Conventions¶
Variable Names¶
Before discussing the formats, the conventions for vairable names needs to be clarified. These conventions are:
- x = The random variable (time, stress etc.) array
- xl = The random variable (time, stress etc.) array for the left interval of interval censored data.
- xr = The random variable (time, stress etc.) array for the right interval of interval censored data.
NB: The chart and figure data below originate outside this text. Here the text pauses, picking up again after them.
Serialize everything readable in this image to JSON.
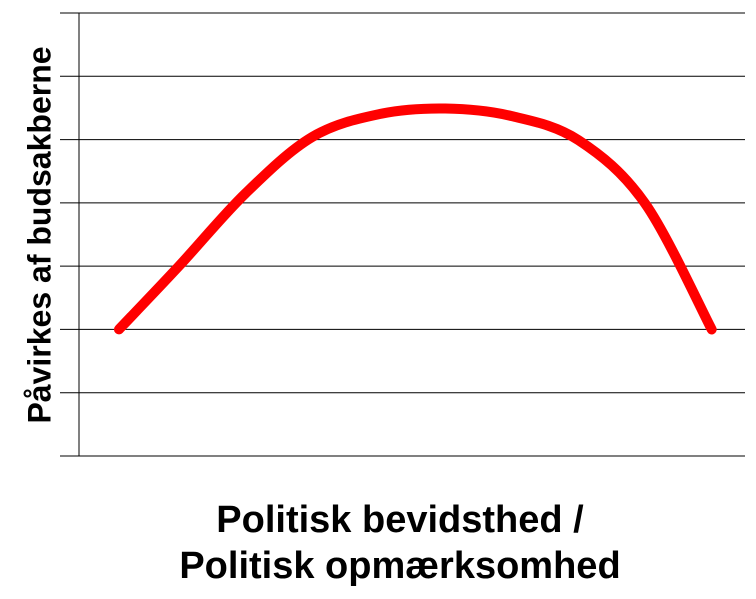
{
  "chart_data": {
    "type": "line",
    "title": "",
    "xlabel_lines": [
      "Politisk bevidsthed /",
      "Politisk opmærksomhed"
    ],
    "ylabel": "Påvirkes af budsakberne",
    "ylim": [
      0,
      7
    ],
    "xlim": [
      0,
      10
    ],
    "grid": true,
    "x": [
      0.6,
      1.5,
      2.5,
      3.5,
      4.5,
      5.5,
      6.5,
      7.5,
      8.5,
      9.5
    ],
    "series": [
      {
        "values": [
          2.0,
          3.0,
          4.15,
          5.04,
          5.4,
          5.49,
          5.37,
          4.99,
          3.99,
          2.0
        ],
        "color": "#ff0000"
      }
    ]
  }
}
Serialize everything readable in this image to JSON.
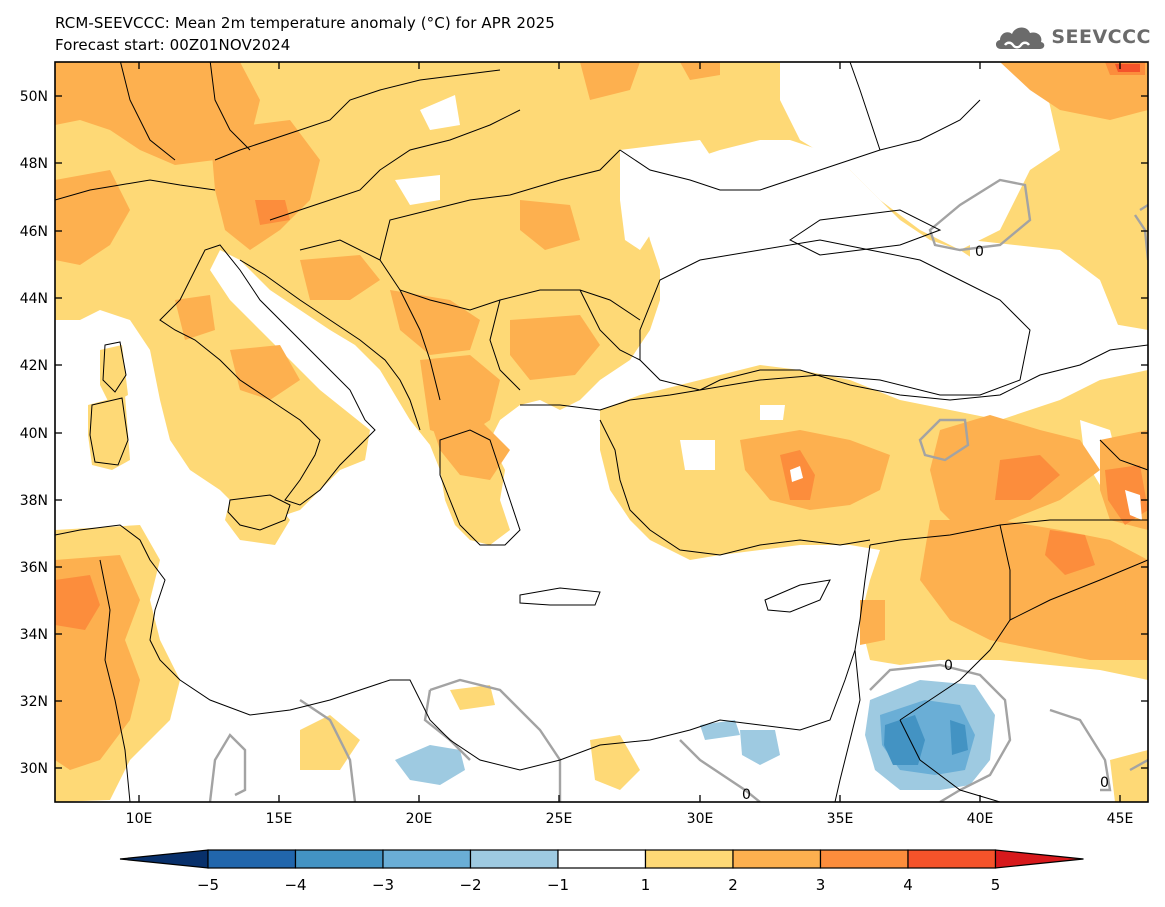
{
  "title_line1": "RCM-SEEVCCC: Mean 2m temperature anomaly (°C) for APR 2025",
  "title_line2": "Forecast start: 00Z01NOV2024",
  "logo_text": "SEEVCCC",
  "logo_icon": "cloud-icon",
  "map": {
    "lon_range": [
      7,
      46
    ],
    "lat_range": [
      29,
      51
    ],
    "lon_ticks": [
      "10E",
      "15E",
      "20E",
      "25E",
      "30E",
      "35E",
      "40E",
      "45E"
    ],
    "lat_ticks": [
      "30N",
      "32N",
      "34N",
      "36N",
      "38N",
      "40N",
      "42N",
      "44N",
      "46N",
      "48N",
      "50N"
    ],
    "contour_label": "0"
  },
  "colorbar": {
    "tick_labels": [
      "−5",
      "−4",
      "−3",
      "−2",
      "−1",
      "1",
      "2",
      "3",
      "4",
      "5"
    ],
    "bins": [
      {
        "range": "<-5",
        "color": "#08306b"
      },
      {
        "range": "-5..-4",
        "color": "#2166ac"
      },
      {
        "range": "-4..-3",
        "color": "#4393c3"
      },
      {
        "range": "-3..-2",
        "color": "#6aaed6"
      },
      {
        "range": "-2..-1",
        "color": "#9ecae1"
      },
      {
        "range": "-1..1",
        "color": "#ffffff"
      },
      {
        "range": "1..2",
        "color": "#fed976"
      },
      {
        "range": "2..3",
        "color": "#fdb04f"
      },
      {
        "range": "3..4",
        "color": "#fc8d3c"
      },
      {
        "range": "4..5",
        "color": "#f5532a"
      },
      {
        "range": ">5",
        "color": "#d7191c"
      }
    ]
  }
}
- c = Refers to the censoring data array associated with x
- n = The count array associated with x
- t = the truncation values for the left and right truncation at x (must be two dim, or use tl and tr instead)
- r = risk set at x
- d = failures/deaths at x
- t = two dimensional array of the truncation interval at x
- tl = one dimensional array of the value at which x is left truncated
- tr = one dimensional array of the value at which x is right truncated
Data Formats¶
The conventional formats use in surpyval are:
- xcnt = x variables, with c as the censoring scheme, n as the counts, and t as the truncation
- xrd = x variables, with the risk set, r, at x and the deaths, d, also at x
All functions in surpyval have default handling conditions for c and n. That is, if these variables aren’t passed, it is assumed that there was one observation and it was a failure for every x.
Surpyval fit() functions use the xcnt format. But the package has handlers for other formats to rearrange it to the needed format. Other formats are:
wranglers for formats:
- fs = failure time array, f, and right censored time array, s
- fsl = fs format plus an array for left censored times.
Censoring conventions¶
For the censoring values, surpyval uses the convention used in Meeker and Escobar, that is:
- -1 = left
- 0 = failure / event
- 1 = right
- 2 = interval censoring. Must have left and right value in x
This convention gives an intuitive feel for the placement of the data on a timeline.
Function Conventions¶
The conventions for SurPyval are that each object returned from a fit()
call has the ability to compute the following:
df()
- The density functionff()
- The CDFsf()
- The survival function, or reliability functionhf()
- The (instantaneous) hazard functionHf()
- The cumulative hazard function
These functions can be used to plot or even in optimisers so that you can optimize decisions that you are guiding with your survival analysis.